Le Prophète ne travaillait pas à “éduquer” ni à “initier” ses compagnons. Il effectuait un travail de développement et d’élévation des âmes. Il n’a jamais prétendu que par la répétition de certaines formules dans une pièce noire quiconque puisse ressortir illuminé. Non, le "dhikr", exercice de développement de conscience, était un outil parmi d’autres pour cheminer vers Dieu, au même titre que l’investissement et le service.

Ainsi, ces petites "zaouïas", ces petites structures à partir desquelles on peut bâtir une culture saine et des personnalités saines, sont ce que nous appelons des centres de développement spirituels. Car nous faisons le choix de nommer les choses par la fonction qu’elles occupent, non pas par des noms qui servent d’étiquettes mais qui sont vides de sens et d’essence. 

 

LES STRUCTURES QU'IL NOUS FAUT

Ce ne sont pas les grandes mosquées-cathédrales qui permettent de construire des personnalités et des cultures saines mais plutôt les petites structures vivantes qui considèrent le croyant dans sa globalité, qui parviennent à répondre aux besoins humains tout simplement.

Voilà le défi de notre temps. Il nous faut créer des centres qui proposent une vision claire, un leadership spirituel, une culture de développement. Des centres dans lesquels les gens qui entrent en défaite ne peuvent ressortir qu’en fête.
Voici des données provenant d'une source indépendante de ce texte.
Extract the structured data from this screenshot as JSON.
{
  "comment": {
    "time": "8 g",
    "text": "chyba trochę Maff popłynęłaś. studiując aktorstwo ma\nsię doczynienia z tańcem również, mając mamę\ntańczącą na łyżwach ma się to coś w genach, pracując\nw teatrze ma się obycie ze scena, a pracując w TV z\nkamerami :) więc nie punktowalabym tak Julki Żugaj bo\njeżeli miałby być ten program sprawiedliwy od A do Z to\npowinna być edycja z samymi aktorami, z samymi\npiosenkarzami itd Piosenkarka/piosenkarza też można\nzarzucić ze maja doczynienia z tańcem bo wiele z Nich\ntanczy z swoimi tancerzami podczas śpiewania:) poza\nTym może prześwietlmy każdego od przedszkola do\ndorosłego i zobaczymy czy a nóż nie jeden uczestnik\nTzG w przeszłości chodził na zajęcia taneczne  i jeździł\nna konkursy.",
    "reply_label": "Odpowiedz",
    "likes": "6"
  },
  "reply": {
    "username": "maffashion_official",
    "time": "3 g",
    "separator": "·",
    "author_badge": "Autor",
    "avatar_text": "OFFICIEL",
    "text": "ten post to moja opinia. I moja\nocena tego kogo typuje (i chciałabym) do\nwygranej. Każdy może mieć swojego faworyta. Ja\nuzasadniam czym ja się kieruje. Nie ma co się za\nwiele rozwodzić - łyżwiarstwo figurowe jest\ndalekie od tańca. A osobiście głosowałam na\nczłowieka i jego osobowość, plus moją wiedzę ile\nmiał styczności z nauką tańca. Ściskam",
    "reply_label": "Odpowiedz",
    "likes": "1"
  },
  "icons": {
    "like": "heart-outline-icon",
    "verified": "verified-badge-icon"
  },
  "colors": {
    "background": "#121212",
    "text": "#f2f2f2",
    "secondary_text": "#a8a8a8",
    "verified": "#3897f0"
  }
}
Des centres dans lesquels la culture porte l’individu et où les activités viennent nourrir et occuper sainement ceux qui la fréquentent ou qui vivent à proximité, quelle que soit leur appartenance religieuse. Une culture de fraternité dans laquelle on ressent la chaleur humaine et l’amour mutuel. Une culture qui construit des êtres vivants qui vibrent pour leur Seigneur, des âmes en développement, et non pas des âmes figées, coincées, bloquées dans un rouage, un mécanisme, un encastrement.

Une culture saine c’est tout un monde merveilleux dans lequel l’individu a besoin de naviguer, un univers qui dépasse le cosmos. Il est très difficile d’en saisir la valeur, cela n’a pas de prix. Si elle s’inscrit dans l’héritage prophétique, elle devient partage, créatrice de moments qui sont capables de faire sortir du temps et de l’espace pour donner accès à la vie spirituelle.

Voilà ce dont notre époque a besoin, au-delà des mosquées identitaires et des zaouïas repliées sur elles-mêmes : un retour à la Maison de Fatima, un retour aux sources de l'Islam spirituel. Au-delà des noms propres, revenir à la fonction de ces centres spirituels et honorer cet héritage Prophétique universel.

 


Enseignement tiré d'une conférence donnée dans un centre Tabligh dans la région lyonnaise en novembre 2019.